Proper Pruning

Proper pruning maintains landscapes and saves plants from an early demise.  Use pruning to:

  • Promote healthy growth, fruit or flowers;
  • Maintain shape and size;
  • Prevent overcrowding; and
  • Remove damaged areas.

Most pruning tasks only require hand pruners, lopping shears, pruning saws, or hedge shears.  Much to the disappointment of men all over the world, chainsaws are not usually required, but can add extra excitement and an element of danger to the whole pruning process.  If it gets them out and working in the yard, let them get a chainsaw – just make sure all insurance premiums are paid up.

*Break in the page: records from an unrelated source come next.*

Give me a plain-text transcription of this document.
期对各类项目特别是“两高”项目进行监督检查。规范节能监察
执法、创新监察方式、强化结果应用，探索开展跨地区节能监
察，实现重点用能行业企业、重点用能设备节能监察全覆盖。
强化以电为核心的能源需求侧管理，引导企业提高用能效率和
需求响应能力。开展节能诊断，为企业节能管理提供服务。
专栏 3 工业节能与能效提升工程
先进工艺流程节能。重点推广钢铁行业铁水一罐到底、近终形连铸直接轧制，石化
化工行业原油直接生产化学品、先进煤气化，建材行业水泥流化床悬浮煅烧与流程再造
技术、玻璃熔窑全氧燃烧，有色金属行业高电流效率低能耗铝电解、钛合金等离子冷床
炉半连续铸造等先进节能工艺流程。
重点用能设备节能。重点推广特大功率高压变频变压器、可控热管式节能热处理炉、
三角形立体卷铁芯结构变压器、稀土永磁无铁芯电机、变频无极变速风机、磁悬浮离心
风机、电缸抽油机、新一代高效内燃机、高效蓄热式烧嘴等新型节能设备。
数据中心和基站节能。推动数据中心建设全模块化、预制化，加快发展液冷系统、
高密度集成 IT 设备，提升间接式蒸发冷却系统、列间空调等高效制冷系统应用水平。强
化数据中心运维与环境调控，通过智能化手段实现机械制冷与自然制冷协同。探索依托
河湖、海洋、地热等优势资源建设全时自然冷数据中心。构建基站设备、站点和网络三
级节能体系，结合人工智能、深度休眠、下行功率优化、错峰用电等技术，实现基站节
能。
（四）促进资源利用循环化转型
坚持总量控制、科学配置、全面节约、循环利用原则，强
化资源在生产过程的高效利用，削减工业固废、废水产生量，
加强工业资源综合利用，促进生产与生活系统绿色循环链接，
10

For many overzealous landscapers, pruning means shearing straight across to reduce size.  That’s how NOT to prune.  The techniques depend on the reason for pruning.

Thinning

Thin plants, bushes and trees instead of shearing by cutting selected branches back to a lateral branch, a lateral bud or the main trunk to encourage new growth, reduce size and produce a fuller, more attractive plant.

When you remove the terminal bud (the bud at the end of a branch or twig) by pruning, lateral buds and shoots below the pruning cut grow vigorously. The most vigorous new growth always occurs within 6 to 8 inches of the pruning cut and this keeps tall, leggy plants, shrubs and trees from getting too tall and leggy and become more compact and dense.

Renewal

If a shrub or plant has become completely out of control, a renewal pruning may be in order, which means cutting it back to within 1 foot of ground level.  Just keep in mind that when pruning rhododendron and other similar types of plants close to ground level that it it may take years to regrow.This is where the chainsaw can come into play, as technique is not important, but timing is.  Prune before new Spring growth begins, usually February until late March.  Since pruning stimulates growth, you don’t want to do this in the fall, as the new growth will be damaged by winter weather.

Renewal pruning will bring about new growth, and to encourage denser plants, prune the tips of new shoots when they are 6 to 12 inches long.

Shaping

To shape a shrub to take on more of a tree shape, pruning should be done in early Spring by selecting one to three of the most vigorous growing branches and cutting back all other branches to ground level. Remove lateral branches that are fewer than 4 feet off the ground along the main trunk and thin the upper portion, the canopy, by getting rid of inward growing branches or branches that cross one another.

Pruning is essential to maintain landscaping, keeping up with it is easy, going back to prune overgrown trees and shrubs can be an all day affair and involve the chainsaw, so keep on top of pruning and save yourself time, limbs and plants, shrubs and trees.